Comprehension

from Wikipedia, the free encyclopedia

Perception (obsolete: comprehension ) is the ability to quickly and precisely take in and use the essentials of facts and contexts.

In more highly developed organisms , comprehension is characterized by three sub-processes of information processing :

  1. the sensory recording of components and processes of the environment (through sensory organs i.e. through auditory , visual , olfactory and gustatory perception as well as through feeling );
  2. Processing through analysis , assignment to experience and classification , evaluation and emotional assignment, storage;
  3. Reproduction ( memory ) and use, for example in similar situations or when passing on the experience to others.
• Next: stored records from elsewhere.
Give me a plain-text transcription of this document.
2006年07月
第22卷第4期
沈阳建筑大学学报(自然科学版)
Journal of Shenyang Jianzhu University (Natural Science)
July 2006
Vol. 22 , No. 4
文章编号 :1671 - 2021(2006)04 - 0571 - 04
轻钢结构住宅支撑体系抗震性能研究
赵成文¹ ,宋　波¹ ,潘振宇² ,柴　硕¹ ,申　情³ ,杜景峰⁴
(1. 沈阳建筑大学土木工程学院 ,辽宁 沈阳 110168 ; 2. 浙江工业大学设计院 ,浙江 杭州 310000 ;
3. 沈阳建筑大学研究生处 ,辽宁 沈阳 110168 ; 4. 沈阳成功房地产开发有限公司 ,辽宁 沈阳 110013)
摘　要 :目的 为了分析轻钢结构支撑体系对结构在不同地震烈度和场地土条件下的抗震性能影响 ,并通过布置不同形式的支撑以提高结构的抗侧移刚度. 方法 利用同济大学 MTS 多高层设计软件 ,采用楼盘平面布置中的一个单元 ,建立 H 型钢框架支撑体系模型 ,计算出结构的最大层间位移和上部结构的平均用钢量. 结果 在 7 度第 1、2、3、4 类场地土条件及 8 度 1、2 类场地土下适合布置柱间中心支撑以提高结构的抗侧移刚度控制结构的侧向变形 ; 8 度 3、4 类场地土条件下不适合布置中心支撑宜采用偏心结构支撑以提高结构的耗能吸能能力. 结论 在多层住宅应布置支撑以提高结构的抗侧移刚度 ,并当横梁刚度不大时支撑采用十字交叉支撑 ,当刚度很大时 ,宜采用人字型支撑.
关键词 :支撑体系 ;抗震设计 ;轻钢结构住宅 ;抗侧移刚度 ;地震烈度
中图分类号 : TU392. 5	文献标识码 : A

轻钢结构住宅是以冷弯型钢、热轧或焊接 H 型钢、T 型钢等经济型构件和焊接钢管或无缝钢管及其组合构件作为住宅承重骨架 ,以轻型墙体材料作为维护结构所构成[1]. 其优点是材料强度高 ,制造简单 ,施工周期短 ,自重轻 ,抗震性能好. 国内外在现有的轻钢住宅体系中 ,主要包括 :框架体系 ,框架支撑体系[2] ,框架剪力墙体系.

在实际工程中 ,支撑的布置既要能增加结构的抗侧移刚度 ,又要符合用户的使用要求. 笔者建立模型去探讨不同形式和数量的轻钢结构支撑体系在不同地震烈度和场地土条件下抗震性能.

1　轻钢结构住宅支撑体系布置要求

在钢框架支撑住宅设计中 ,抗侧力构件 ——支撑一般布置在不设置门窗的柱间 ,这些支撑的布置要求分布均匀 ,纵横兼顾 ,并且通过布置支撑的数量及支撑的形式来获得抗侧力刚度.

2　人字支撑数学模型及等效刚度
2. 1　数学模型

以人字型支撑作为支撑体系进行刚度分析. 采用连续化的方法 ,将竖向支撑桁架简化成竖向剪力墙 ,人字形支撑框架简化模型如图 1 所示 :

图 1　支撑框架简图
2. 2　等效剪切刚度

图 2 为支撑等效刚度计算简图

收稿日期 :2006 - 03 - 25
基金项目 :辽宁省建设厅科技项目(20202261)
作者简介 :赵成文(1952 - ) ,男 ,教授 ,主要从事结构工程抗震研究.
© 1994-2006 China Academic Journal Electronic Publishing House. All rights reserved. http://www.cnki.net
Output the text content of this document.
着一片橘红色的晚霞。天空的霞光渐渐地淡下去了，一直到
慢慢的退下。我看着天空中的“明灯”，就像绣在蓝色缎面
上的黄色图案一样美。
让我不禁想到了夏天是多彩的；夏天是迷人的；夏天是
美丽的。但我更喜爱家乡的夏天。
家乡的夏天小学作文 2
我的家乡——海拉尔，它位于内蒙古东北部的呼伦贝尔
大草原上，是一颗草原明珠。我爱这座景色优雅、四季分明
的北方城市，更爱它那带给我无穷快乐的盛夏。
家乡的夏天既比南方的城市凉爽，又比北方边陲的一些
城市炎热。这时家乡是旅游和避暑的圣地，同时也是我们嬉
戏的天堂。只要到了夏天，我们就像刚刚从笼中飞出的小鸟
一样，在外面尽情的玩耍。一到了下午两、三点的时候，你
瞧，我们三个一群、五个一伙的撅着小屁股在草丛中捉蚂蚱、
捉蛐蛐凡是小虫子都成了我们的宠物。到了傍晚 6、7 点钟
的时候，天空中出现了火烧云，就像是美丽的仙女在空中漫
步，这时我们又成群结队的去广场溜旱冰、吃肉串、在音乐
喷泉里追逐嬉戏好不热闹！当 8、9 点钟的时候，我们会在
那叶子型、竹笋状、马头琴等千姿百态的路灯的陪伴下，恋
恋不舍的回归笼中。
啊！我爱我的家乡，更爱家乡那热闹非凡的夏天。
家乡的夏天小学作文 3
The perception thus describes one of the properties of highly developed nervous systems and is a component of intelligence .

literature

  • Sven Grandke, Peter Schmitt, Herbert Emmerich: Key qualifications in new forms of organization - A catalog of criteria for practice , 1998, IX, ISBN 978-3-410-14205-8

Web links

Wiktionary: comprehension  - explanations of meanings, word origins, synonyms, translations

Individual evidence

  1. ^ Wilhelm Rein : Encyklopädisches Handbuch der Pädagogik , Volume 2, H. Beyer, 1904.
  2. Appendix 3 ARSozVerw, AllMBl. 2015 p. 513.